Sarah Williams Goldhagen argues in Welcome to Your World that despite what we know about the importance of the built environment, few American environments are designed:
Most of what we see from our windows or in our surroundings has been constructed, but it was not really designed in any but a rudimentary sense of the word. In the United States, 85 percent of new construction – whether it is a new bridge, an urban park, a housing development, or a school addition – is realized at the hands of construction firms collaborating with real estate developers or other private clients. Many of these buildings bypass designers (a catchall term for professionals involved in designing the built environment, including architects, landscape architects, interior architects, urban designers, city planners, civil engineers, and other sorts of civil servants) completely, or employ them only cursorily, to review and stamp their approval on drawings… (xxi)
Why is this the case?
In the United States and in most other parts of the world today, many people believe that engaging a highly trained design professional is an unnecessary expense. True, wealthy individuals and corporations with plenty of assets do buy design to add beauty or prestige, and public and private institutions aspiring to serve as cultural stewards hire trained, informed professionals for complex structures such as skyscrapers. But this is not the norm.

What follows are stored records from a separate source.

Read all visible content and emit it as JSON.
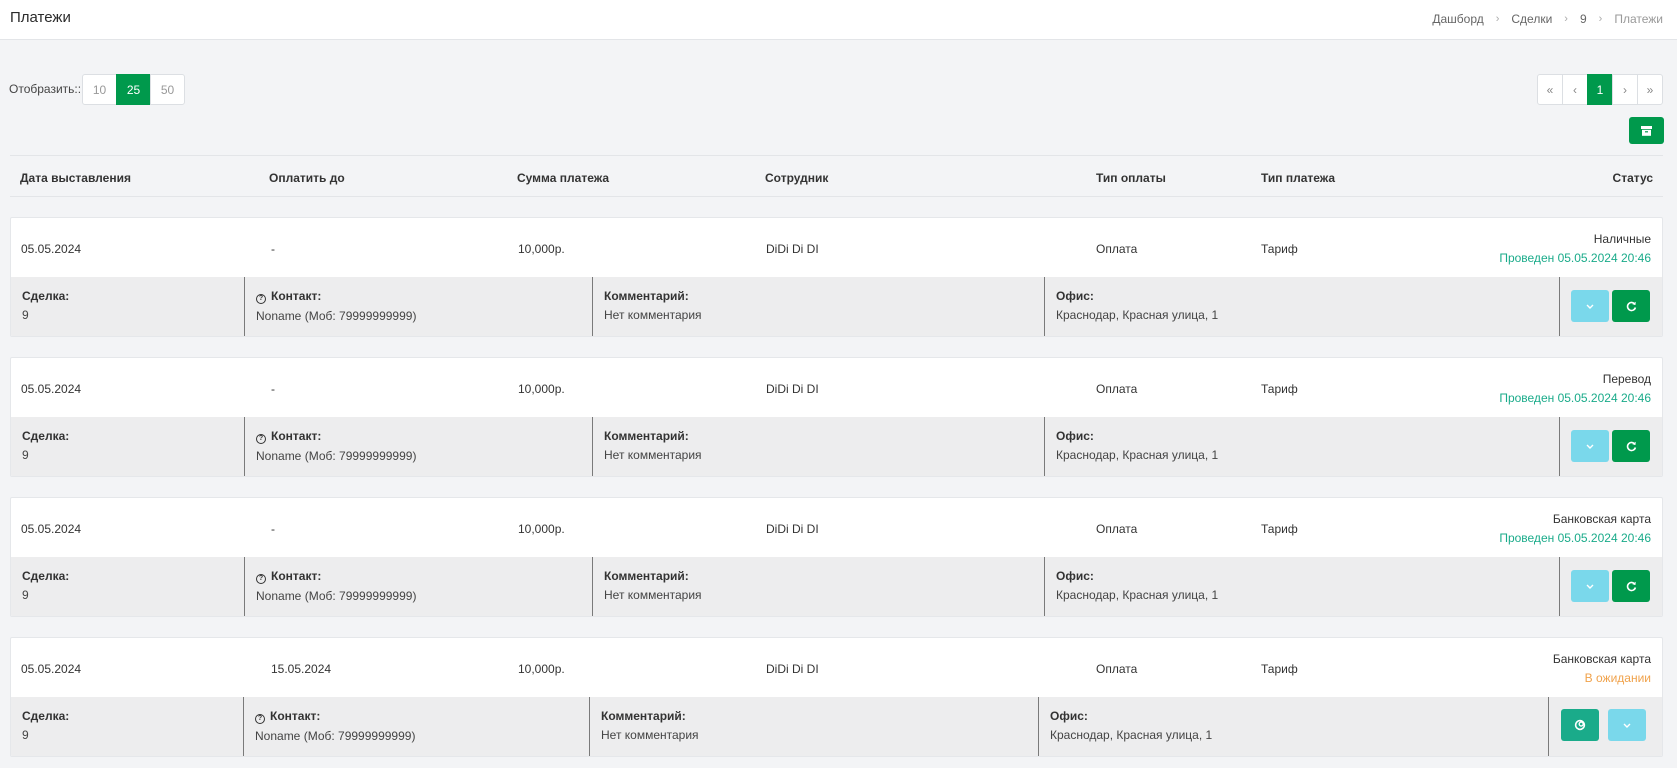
{
  "header": {
    "title": "Платежи",
    "breadcrumb": [
      "Дашборд",
      "Сделки",
      "9",
      "Платежи"
    ]
  },
  "per_page": {
    "label": "Отобразить::",
    "options": [
      "10",
      "25",
      "50"
    ],
    "selected": "25"
  },
  "pagination": {
    "first": "«",
    "prev": "‹",
    "current": "1",
    "next": "›",
    "last": "»"
  },
  "archive_button": {
    "icon": "archive-icon"
  },
  "table": {
    "columns": [
      "Дата выставления",
      "Оплатить до",
      "Сумма платежа",
      "Сотрудник",
      "Тип оплаты",
      "Тип платежа",
      "Статус"
    ],
    "rows": [
      {
        "date": "05.05.2024",
        "due": "-",
        "amount": "10,000р.",
        "employee": "DiDi Di DI",
        "pay_type": "Оплата",
        "payment_type": "Тариф",
        "method": "Наличные",
        "status": "Проведен 05.05.2024 20:46",
        "status_kind": "ok",
        "deal_label": "Сделка:",
        "deal": "9",
        "contact_label": "Контакт:",
        "contact": "Noname (Моб: 79999999999)",
        "comment_label": "Комментарий:",
        "comment": "Нет комментария",
        "office_label": "Офис:",
        "office": "Краснодар, Красная улица, 1"
      },
      {
        "date": "05.05.2024",
        "due": "-",
        "amount": "10,000р.",
        "employee": "DiDi Di DI",
        "pay_type": "Оплата",
        "payment_type": "Тариф",
        "method": "Перевод",
        "status": "Проведен 05.05.2024 20:46",
        "status_kind": "ok",
        "deal_label": "Сделка:",
        "deal": "9",
        "contact_label": "Контакт:",
        "contact": "Noname (Моб: 79999999999)",
        "comment_label": "Комментарий:",
        "comment": "Нет комментария",
        "office_label": "Офис:",
        "office": "Краснодар, Красная улица, 1"
      },
      {
        "date": "05.05.2024",
        "due": "-",
        "amount": "10,000р.",
        "employee": "DiDi Di DI",
        "pay_type": "Оплата",
        "payment_type": "Тариф",
        "method": "Банковская карта",
        "status": "Проведен 05.05.2024 20:46",
        "status_kind": "ok",
        "deal_label": "Сделка:",
        "deal": "9",
        "contact_label": "Контакт:",
        "contact": "Noname (Моб: 79999999999)",
        "comment_label": "Комментарий:",
        "comment": "Нет комментария",
        "office_label": "Офис:",
        "office": "Краснодар, Красная улица, 1"
      },
      {
        "date": "05.05.2024",
        "due": "15.05.2024",
        "amount": "10,000р.",
        "employee": "DiDi Di DI",
        "pay_type": "Оплата",
        "payment_type": "Тариф",
        "method": "Банковская карта",
        "status": "В ожидании",
        "status_kind": "wait",
        "deal_label": "Сделка:",
        "deal": "9",
        "contact_label": "Контакт:",
        "contact": "Noname (Моб: 79999999999)",
        "comment_label": "Комментарий:",
        "comment": "Нет комментария",
        "office_label": "Офис:",
        "office": "Краснодар, Красная улица, 1"
      }
    ]
  },
  "colors": {
    "accent": "#00994c",
    "status_ok": "#1aab8a",
    "status_wait": "#f0a24b",
    "info_button": "#7ad8eb"
  }
}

The reason aside from financial considerations is that most projects in the built environment are commissioned on the basis of and judged by two complementary standards. Safety first: building codes and legislation and inspectors enforce standards that ensure that our bridges and buildings and parks and cityscapes will withstand gravity and wind, will weather the vicissitudes of climate and the ravages of time, and that their smaller features, such as electrical systems and stairways ,will not shock or trip people up. Function next: people expect projects to serve an institution’s or private individual’s daily needs both effectively and efficiently, which often means with as little expenditure of resources – space, time, money – as possible. (xxii)

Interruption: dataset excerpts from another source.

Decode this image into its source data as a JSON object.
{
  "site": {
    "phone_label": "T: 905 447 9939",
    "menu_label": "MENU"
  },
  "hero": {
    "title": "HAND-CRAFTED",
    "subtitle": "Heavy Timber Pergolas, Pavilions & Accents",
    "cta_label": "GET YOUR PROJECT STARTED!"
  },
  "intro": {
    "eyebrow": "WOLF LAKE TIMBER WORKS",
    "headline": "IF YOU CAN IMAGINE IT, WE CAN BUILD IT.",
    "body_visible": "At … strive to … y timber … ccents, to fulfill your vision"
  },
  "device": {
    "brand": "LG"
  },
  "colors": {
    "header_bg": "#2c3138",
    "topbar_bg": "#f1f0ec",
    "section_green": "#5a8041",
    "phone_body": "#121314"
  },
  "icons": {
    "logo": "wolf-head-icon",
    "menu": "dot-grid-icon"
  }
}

In other words, design and beauty and their effects on people and their interactions are not considered as much as they should be. An emphasis on safety, initial cost, and function shortchanges what the built environment could offer in the long run. Thus, Americans often get uninspiring buildings and places.
This reminds me of three similar arguments:
- James Howard Kunstler makes a similar argument about the American suburbs. Why would people care about such places that offer so little in terms of the built environment?
- Sociologist Eric Klinenberg argues that public buildings and spaces could offer much to enhance community life if they were built with design and people in mind. For example, schools and libraries could be true gathering places that bring people together.
- Architect Sarah Susanka argues Americans do not need bigger homes but rather homes that are designed for them and that will enhance their life. Instead, the homes that Americans get – not designed by architects – are lifeless boxes.
Given the social forces at work leading to this, it would take substantial effort to have Americans value and employ better built environments.